Secret To Mass Extinction Events Uncovered

Some 34 million years ago, almost 90 percent of the tiny, shell-bearing sea creatures living along the U.S. Gulf Coast were wiped out and replaced by completely new species of shellfish or mollusks. The same pattern was occurring worldwide, marking the largest global mass extinction since the dinosaurs disappeared. Until now, the cause behind the mass extinction event was a mystery.

Using a new technique that is revolutionizing the way scientists study ancient climate and temperature change, researchers at the University of Michigan and Syracuse University showed that colder winters along the Gulf Coast resulted in the mass extinction at what is known in geological time as the Eocene/Oligocene boundary. Their research is being published in the Oct. 19 issue of Nature.

Their findings are based on an analysis of the chemical composition of fossilized “ear stones,” called otoliths, from a group of fish that survived the mass extinction event. The technique enabled the researchers to determine the temperature of the water during winters and summers, which had not been done before.

“We found that while the summer temperatures remained the same, winter temperatures dropped 4 degrees Celsius,” says Linda C. Ivany, a visiting assistant professor of earth sciences at Syracuse University. “Paleontologists had always suspected that temperature changes had something to do with the extinction, but we couldn’t prove it. Mean annual temperature records for the Gulf Coast that exist for that time period don’t show any change. But they don’t tell you about seasonal variations in temperature.”

Ivany collaborated on the project with Kyger C. Lohmann, U-M professor of geological sciences, and William Patterson, assistant professor of earth sciences at SU.

She began the project at U-M in 1998, when she was a Fellow of the Michigan Society and assistant professor of geological sciences.

Lohmann developed a method to collect tiny microsamples of calcium carbonate that could then be chemically analyzed for their stable isotopic composition. Patterson, working with Lohmann, refined the technique and applied it to fossilized otoliths, which are made of calcium carbonate, to determine seasonal climate conditions during a fish’s lifetime.
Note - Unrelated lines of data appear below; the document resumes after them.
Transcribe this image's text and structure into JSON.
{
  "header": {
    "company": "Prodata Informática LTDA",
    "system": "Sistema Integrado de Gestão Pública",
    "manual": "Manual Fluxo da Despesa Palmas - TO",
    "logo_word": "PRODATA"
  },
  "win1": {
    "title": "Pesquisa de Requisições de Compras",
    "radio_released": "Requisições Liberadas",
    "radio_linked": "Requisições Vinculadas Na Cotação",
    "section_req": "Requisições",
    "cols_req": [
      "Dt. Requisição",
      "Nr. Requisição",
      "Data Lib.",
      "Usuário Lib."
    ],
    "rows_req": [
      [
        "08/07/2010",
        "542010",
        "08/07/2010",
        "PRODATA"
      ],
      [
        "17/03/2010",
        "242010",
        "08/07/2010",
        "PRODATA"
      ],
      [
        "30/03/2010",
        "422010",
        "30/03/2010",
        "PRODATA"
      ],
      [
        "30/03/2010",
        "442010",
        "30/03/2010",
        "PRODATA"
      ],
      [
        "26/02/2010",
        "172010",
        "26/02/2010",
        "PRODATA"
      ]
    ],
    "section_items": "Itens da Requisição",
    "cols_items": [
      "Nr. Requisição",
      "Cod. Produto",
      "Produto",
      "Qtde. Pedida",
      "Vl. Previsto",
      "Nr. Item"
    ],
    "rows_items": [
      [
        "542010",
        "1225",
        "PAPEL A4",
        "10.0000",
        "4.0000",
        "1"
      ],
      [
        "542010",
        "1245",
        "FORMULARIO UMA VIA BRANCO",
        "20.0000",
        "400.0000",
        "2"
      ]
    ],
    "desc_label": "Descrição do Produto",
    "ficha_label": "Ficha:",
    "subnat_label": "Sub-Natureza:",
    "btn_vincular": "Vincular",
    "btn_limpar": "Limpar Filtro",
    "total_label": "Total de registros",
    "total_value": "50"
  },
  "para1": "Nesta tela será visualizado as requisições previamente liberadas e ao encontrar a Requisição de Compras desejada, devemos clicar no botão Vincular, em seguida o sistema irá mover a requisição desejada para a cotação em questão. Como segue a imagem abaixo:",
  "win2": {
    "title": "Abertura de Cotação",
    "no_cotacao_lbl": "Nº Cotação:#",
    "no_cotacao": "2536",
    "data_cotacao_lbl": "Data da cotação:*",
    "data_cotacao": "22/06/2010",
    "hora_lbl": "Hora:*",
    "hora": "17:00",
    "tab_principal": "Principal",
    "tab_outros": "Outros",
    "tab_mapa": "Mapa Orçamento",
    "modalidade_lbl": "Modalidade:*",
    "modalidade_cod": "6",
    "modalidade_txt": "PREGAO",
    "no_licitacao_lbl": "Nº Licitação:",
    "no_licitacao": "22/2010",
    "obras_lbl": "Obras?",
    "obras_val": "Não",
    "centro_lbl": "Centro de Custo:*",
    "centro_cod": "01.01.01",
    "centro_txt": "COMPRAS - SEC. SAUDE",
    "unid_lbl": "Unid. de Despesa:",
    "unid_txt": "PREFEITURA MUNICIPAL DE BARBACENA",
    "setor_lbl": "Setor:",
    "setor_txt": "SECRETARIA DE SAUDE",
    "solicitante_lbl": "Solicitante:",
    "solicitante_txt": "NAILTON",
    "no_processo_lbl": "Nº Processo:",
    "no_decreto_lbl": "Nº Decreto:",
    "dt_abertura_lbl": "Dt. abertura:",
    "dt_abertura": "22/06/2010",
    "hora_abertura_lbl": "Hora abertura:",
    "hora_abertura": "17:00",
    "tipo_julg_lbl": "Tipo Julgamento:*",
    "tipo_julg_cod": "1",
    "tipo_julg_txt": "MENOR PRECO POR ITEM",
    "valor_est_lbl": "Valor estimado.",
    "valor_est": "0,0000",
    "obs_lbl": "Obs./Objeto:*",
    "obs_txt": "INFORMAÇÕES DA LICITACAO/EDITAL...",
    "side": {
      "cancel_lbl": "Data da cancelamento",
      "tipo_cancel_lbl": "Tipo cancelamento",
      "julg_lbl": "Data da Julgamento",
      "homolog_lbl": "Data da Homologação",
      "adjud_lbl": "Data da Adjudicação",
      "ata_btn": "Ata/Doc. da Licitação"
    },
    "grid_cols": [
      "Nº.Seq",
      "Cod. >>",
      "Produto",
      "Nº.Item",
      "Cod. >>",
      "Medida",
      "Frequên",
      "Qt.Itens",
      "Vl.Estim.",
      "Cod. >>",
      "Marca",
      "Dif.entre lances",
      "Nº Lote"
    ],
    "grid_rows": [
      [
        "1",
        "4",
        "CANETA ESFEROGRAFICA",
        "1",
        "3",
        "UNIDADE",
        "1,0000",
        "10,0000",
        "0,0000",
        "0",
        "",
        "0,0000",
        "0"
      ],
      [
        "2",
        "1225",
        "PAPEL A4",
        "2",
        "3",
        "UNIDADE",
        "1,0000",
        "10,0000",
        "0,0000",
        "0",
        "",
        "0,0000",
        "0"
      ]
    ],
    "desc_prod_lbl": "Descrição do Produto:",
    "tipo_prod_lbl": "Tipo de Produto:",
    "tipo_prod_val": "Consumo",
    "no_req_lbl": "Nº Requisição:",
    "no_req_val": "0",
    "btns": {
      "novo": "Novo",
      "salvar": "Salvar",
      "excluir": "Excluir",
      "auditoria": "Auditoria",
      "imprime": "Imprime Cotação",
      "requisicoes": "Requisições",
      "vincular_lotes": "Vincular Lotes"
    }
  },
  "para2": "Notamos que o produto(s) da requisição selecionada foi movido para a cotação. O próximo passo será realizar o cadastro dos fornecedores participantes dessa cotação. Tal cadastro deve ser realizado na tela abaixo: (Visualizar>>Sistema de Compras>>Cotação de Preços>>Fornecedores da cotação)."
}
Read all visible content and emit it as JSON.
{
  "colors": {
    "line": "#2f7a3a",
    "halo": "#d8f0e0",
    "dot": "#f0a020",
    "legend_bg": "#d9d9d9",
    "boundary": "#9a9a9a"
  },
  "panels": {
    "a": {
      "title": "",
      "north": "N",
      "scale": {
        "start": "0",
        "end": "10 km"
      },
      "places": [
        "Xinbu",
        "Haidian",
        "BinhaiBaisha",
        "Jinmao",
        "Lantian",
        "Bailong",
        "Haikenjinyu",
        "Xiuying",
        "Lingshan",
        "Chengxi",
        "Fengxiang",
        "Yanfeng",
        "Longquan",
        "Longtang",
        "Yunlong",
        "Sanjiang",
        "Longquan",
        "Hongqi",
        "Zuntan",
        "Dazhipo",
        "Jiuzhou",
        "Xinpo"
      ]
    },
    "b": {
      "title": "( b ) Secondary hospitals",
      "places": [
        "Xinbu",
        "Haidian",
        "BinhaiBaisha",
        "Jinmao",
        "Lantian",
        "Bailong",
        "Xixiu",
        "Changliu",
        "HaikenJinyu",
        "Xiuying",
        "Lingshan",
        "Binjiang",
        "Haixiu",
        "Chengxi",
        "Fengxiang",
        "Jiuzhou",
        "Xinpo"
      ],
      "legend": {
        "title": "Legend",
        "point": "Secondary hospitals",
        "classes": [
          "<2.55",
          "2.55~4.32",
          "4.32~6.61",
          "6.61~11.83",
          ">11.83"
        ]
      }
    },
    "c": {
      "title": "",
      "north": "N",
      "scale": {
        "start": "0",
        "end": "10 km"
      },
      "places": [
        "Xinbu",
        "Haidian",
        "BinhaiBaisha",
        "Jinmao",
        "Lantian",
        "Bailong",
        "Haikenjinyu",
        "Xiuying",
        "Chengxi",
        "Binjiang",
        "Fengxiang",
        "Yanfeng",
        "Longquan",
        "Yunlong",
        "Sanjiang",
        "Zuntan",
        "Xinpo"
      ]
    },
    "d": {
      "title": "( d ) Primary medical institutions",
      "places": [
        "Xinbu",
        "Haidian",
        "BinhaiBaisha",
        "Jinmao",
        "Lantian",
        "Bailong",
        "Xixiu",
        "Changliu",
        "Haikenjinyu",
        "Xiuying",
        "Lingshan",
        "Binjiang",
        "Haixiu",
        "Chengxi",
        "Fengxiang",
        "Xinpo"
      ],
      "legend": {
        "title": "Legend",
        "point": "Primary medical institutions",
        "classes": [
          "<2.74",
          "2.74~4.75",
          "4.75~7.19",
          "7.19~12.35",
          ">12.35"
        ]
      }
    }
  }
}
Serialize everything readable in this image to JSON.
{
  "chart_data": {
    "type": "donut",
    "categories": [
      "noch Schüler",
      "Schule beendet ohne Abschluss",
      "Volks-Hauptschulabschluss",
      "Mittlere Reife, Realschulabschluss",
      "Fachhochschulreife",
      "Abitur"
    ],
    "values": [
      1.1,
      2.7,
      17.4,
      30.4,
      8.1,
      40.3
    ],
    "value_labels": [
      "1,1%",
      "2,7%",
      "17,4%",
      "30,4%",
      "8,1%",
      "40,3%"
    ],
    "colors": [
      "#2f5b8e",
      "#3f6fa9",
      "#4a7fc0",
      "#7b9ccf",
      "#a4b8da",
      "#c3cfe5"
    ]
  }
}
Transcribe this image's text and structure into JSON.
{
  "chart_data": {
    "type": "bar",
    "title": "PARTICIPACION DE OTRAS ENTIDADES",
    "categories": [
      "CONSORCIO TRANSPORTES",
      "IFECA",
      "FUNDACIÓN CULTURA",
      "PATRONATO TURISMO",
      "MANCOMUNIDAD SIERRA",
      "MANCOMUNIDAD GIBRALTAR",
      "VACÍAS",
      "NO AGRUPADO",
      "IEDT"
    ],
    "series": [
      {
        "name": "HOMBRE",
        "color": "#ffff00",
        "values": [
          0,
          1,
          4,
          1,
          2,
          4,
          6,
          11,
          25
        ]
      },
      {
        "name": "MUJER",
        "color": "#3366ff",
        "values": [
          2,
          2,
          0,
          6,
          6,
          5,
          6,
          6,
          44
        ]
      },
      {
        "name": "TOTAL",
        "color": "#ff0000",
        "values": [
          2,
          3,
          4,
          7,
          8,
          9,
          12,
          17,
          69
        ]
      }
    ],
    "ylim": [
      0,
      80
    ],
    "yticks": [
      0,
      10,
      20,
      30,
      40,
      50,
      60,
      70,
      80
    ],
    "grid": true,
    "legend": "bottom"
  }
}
Because the chemical composition of otoliths changes with the temperature of the water in which the fish live, researchers can use the ratio of the stable isotopes of oxygen atoms (oxygen-16 and oxygen-18) found in the calcium carbonate to determine water temperature.

New material forms on the otolith in a series of growth rings much like those found in trees. When the water is cool, the material accumulates relatively more of the heavier oxygen-18 isotope. By analyzing samples of calcium carbonate taken from individual otolith rings, the researchers can, among other things, recover seasonal temperature records for periods of time where none now exist.

It was Ivany’s idea to use this technique to study seasonal variations across the Eocene/Oligocene boundary during which the extinctions occurred. “While scientists often develop methods of resolving Earth history at time scales of days to weeks or months, it takes the insight of researchers like Dr. Ivany to apply existing analytical techniques to questions that address global scale problems,” says Lohmann.

In fact, “this is the first time anyone has looked at seasonality as a variable for an extinction event across a geological time boundary,” Patterson adds. “We proved that winter temperatures caused the extinction. Existing records weren’t able to resolve the change because the records are based on summertime growth. The fish survived the drop in winter temperatures and left a permanent record, while the mollusks didn’t make it to the other side of the boundary.”

Ivany plans to continue her work on Eocene and Oligocene climate and how it relates to extinction events. She will extend the study, applying the same techniques on both otoliths and mollusk shells, to determine seasonal variations in temperature in the North Sea with colleagues from Belgium and on Seymour Island in Antarctica with Lohmann and other colleagues in an effort to understand how climate change affected evolution and extinction during that time interval. She and Patterson will also continue their work on Gulf Coast fossils in an effort to reconstruct the ecology of ancient species.